Music on the battlefields of World War II (Part three of three)

The Placetate

Sunday June 4th 1944: Members of the 12th US infantry regiment, stationed in England in preparation for the D-day invasion of Europe, are given the opportunity to record messages for their loved ones back home.

In total 83 men each make a three minute message. Unusually these recordings are pressed onto placetates – a forerunner of the flexi disc, made from thin sheets of clear plastic.

Placetates were unique for the times, in that they required no additional equipment to be played. After a recording had been pressed onto a disc, the spiral grooves were inlaid with a brylene thread coated with a mixture of flammable powder and a slow-burning fuel. Lighting the touch paper on the outside edge of the record, caused the fuse to burn at a steady rate, releasing the ‘trapped’ sound as the flame worked its way towards the centre. Placetates were surprisingly audible at close range but could be amplified by laying the disc on a specially designed speaker plate.

Colonel Hayden Merett worked in communications and espionage from 1942 until 1956 and supervised the development of placetates for military use:

“We began experimenting with placetates in late 1942 and started using them in the field about a year later. Initially we found them very useful for conveying sensitive data, since any message they carried would self-destruct as it was played. Towards the end of the war, our forces were using them to set up ambushes. Say you had some placetates containing recordings of people talking. You could light two or three in a selected location to draw the enemy towards the sound of the voices, while you moved in and attacked from behind.

“It always struck me as ironic that roughly the same amount of gunpowder went into a standard .30 M1 round as did into a regular sized placetate. Every one of these things we made was one less bullet on the battlefield, but they ended up saving a lot of lives, especially after we began using them as decoys.”

After the war, the US military ended its experiments with placetates. The technology lay dormant for twenty years before being rediscovered and improved upon by a pair of San Francisco teens - Joey and Daniel Mileman

Daniel Mileman:

“Our old man was in the army and had served in Europe. One day we were cleaning out the garage and we found the old placetate press which he had used to make recordings during the war. Joey was studying chemistry at USFCA. He soon figured out a way to make a placetate that released coloured smoke as it played. Later we worked out how to lay down certain mind-expanding substances in the grooves. The first thing we tried was a cannabis resin, but we used way too much. We were tripping hard for hours! After we had refined the process we shared our discovery with close friends. We got to be quite a hit at parties. The next logical step was to go into business.

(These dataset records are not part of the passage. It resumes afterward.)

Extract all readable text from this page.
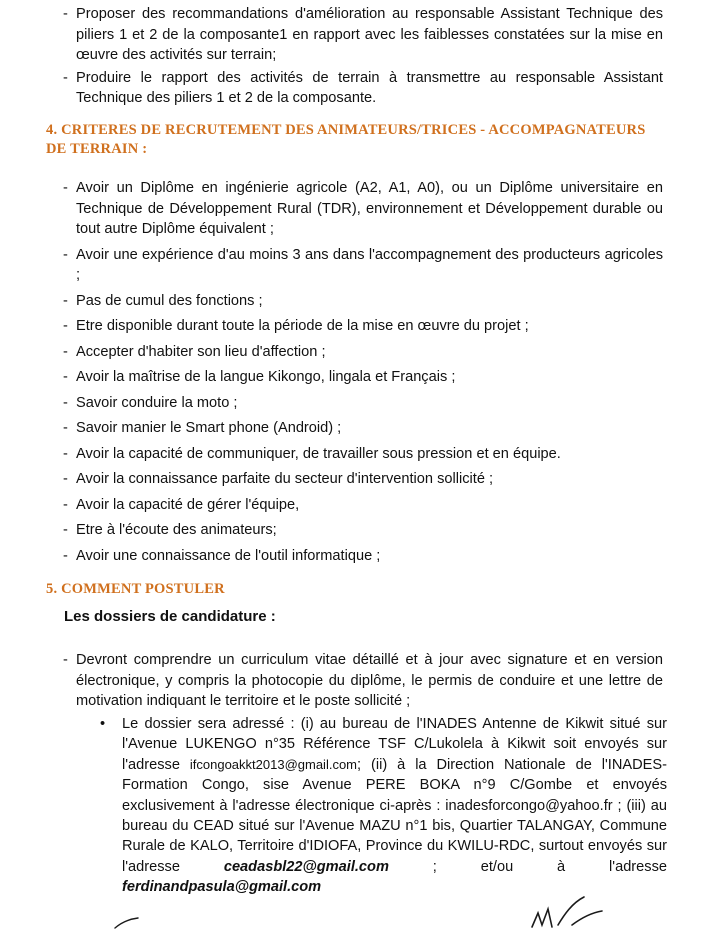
- Proposer des recommandations d'amélioration au responsable Assistant Technique des piliers 1 et 2 de la composante1 en rapport avec les faiblesses constatées sur la mise en œuvre des activités sur terrain;
- Produire le rapport des activités de terrain à transmettre au responsable Assistant Technique des piliers 1 et 2 de la composante.
4. CRITERES DE RECRUTEMENT DES ANIMATEURS/TRICES - ACCOMPAGNATEURS DE TERRAIN :
- Avoir un Diplôme en ingénierie agricole (A2, A1, A0), ou un Diplôme universitaire en Technique de Développement Rural (TDR), environnement et Développement durable ou tout autre Diplôme équivalent ;
- Avoir une expérience d'au moins 3 ans dans l'accompagnement des producteurs agricoles ;
- Pas de cumul des fonctions ;
- Etre disponible durant toute la période de la mise en œuvre du projet ;
- Accepter d'habiter son lieu d'affection ;
- Avoir la maîtrise de la langue Kikongo, lingala et Français ;
- Savoir conduire la moto ;
- Savoir manier le Smart phone (Android) ;
- Avoir la capacité de communiquer, de travailler sous pression et en équipe.
- Avoir la connaissance parfaite du secteur d'intervention sollicité ;
- Avoir la capacité de gérer l'équipe,
- Etre à l'écoute des animateurs;
- Avoir une connaissance de l'outil informatique ;
5. COMMENT POSTULER
Les dossiers de candidature :
- Devront comprendre un curriculum vitae détaillé et à jour avec signature et en version électronique, y compris la photocopie du diplôme, le permis de conduire et une lettre de motivation indiquant le territoire et le poste sollicité ;
• Le dossier sera adressé : (i) au bureau de l'INADES Antenne de Kikwit situé sur l'Avenue LUKENGO n°35 Référence TSF C/Lukolela à Kikwit soit envoyés sur l'adresse ifcongoakkt2013@gmail.com; (ii) à la Direction Nationale de l'INADES-Formation Congo, sise Avenue PERE BOKA n°9 C/Gombe et envoyés exclusivement à l'adresse électronique ci-après : inadesforcongo@yahoo.fr ; (iii) au bureau du CEAD situé sur l'Avenue MAZU n°1 bis, Quartier TALANGAY, Commune Rurale de KALO, Territoire d'IDIOFA, Province du KWILU-RDC, surtout envoyés sur l'adresse ceadasbl22@gmail.com ; et/ou à l'adresse ferdinandpasula@gmail.com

“We were soley responsible for the placetate pressings of Jimmy Hendrix and Jefferson Airplane songs that you could pick-up in San Francisco, circa 1967/8. Eventually the demand got so high that we began selling them by mail order. We were even getting commissions from bands and record companies! The great thing was that because placetates are one-use items, we always had a steady stream of return customers. We ended up getting quite rich off the back of it, which at the time was against our anti-materialistic ethos, although not any more, ha, ha!”

The Mileman brothers’ profitable enterprise ended abruptly in 1971, when a light aircraft crash-landed off Ocean Beach, killing Joey Mileman and his girlfriend, who were surfing nearby. Placetates remained a novelty item and were often sold as indoor fireworks until a series of accidental blazes led to them being banned from public sale.

In 2006, a fire broke out at The John F. Kennedy Archive of Military Records, in Illinois, where copies of the placetates made by the men of 12th Infantry regiment were housed.

Scott Gudge was one of the firemen who attended the scene:

“The placetates were going off in the heat, but none of the attending fire crews knew anything about them. Over the sound of the flames I could hear men talking, so I naturally assumed that there were people trapped somewhere nearby. We took down the door to the room where the voices were coming from but no one was there. It turns out that we were chasing ghosts.”